# taz.de -- Steigende Benzinkosten: Gewinne deckeln, nicht Preise
       
       > Den hohen Spritkosten mittels staatlicher Zuschüsse entgegenzuwirken, ist
       > der falsche Weg. Die Profite der Raffinerien sind Grund für dicke
       > Rechnungen.
       
 (IMG) Bild: Superteuer: Tanken 2022
       
       Trotz breiter Kritik ist eine staatliche Spritsubvention noch nicht vom
       Tisch. Dabei wäre der Vorschlag von FDP-Finanzminister Christian Lindner,
       [1][den Preis für Benzin und Diesel durch einen Zuschuss unter 2 Euro pro
       Liter zu drücken], nicht nur ungerecht gegenüber allen, die sich ohne Auto
       fortbewegen.
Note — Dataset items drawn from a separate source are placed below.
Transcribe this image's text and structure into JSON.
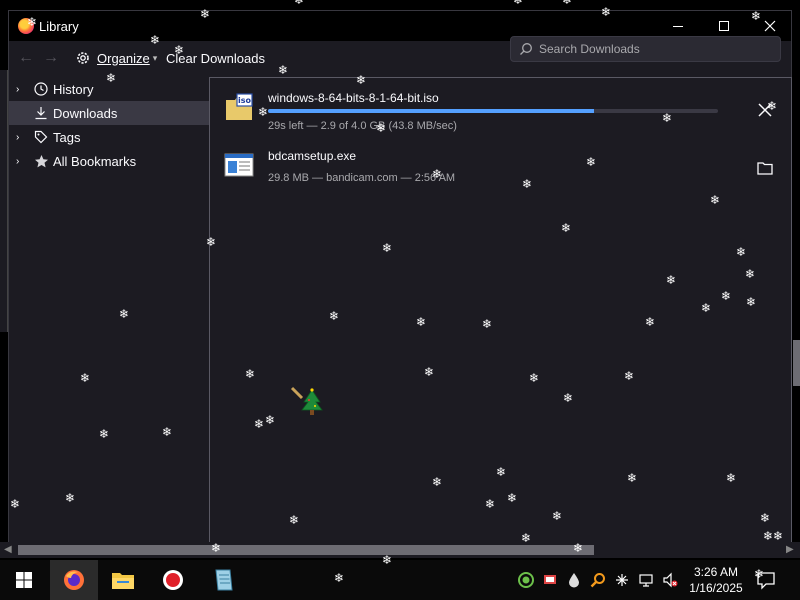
{
  "window": {
    "title": "Library",
    "controls": [
      "minimize",
      "maximize",
      "close"
    ]
  },
  "toolbar": {
    "organize_label": "Organize",
    "clear_label": "Clear Downloads",
    "search_placeholder": "Search Downloads"
  },
  "sidebar": {
    "items": [
      {
        "label": "History",
        "icon": "clock-icon",
        "expandable": true,
        "selected": false
      },
      {
        "label": "Downloads",
        "icon": "download-icon",
        "expandable": false,
        "selected": true
      },
      {
        "label": "Tags",
        "icon": "tag-icon",
        "expandable": true,
        "selected": false
      },
      {
        "label": "All Bookmarks",
        "icon": "star-icon",
        "expandable": true,
        "selected": false
      }
    ]
  },
  "downloads": [
    {
      "name": "windows-8-64-bits-8-1-64-bit.iso",
      "status": "29s left — 2.9 of 4.0 GB (43.8 MB/sec)",
      "progress": 0.725,
      "icon": "iso-file-icon",
      "action": "cancel-icon"
    },
    {
      "name": "bdcamsetup.exe",
      "status": "29.8 MB — bandicam.com — 2:56 AM",
      "icon": "exe-file-icon",
      "action": "folder-icon"
    }
  ],
  "taskbar": {
    "apps": [
      "windows-start-icon",
      "firefox-icon",
      "file-explorer-icon",
      "bandicam-icon",
      "notepad-icon"
    ],
    "clock_time": "3:26 AM",
    "clock_date": "1/16/2025"
  },
  "colors": {
    "window_bg": "#1c1b22",
    "selected_bg": "#3a3944",
    "progress": "#54a0ff",
    "text": "#fbfbfe",
    "muted_text": "#a9a9ad"
  }
}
Er würde am Problem der hohen Preise, die für manche
       Pendler*innen ja tatsächlich ein Problem sind, auch wenig ändern.
       
       Denn der Hauptgrund für den starken Preisanstieg der letzten Wochen ist
       nicht der höhere Rohölpreis, der dem direkten politischen Einfluss entzogen
       ist, weil er fast komplett ins Ausland fließt. Der größte Teil des Geldes,
       das an der Tankstelle zusätzlich bezahlt wird, landet vielmehr bei den
       Raffinerien, die das Rohöl in Deutschland zu Benzin und Diesel veredeln.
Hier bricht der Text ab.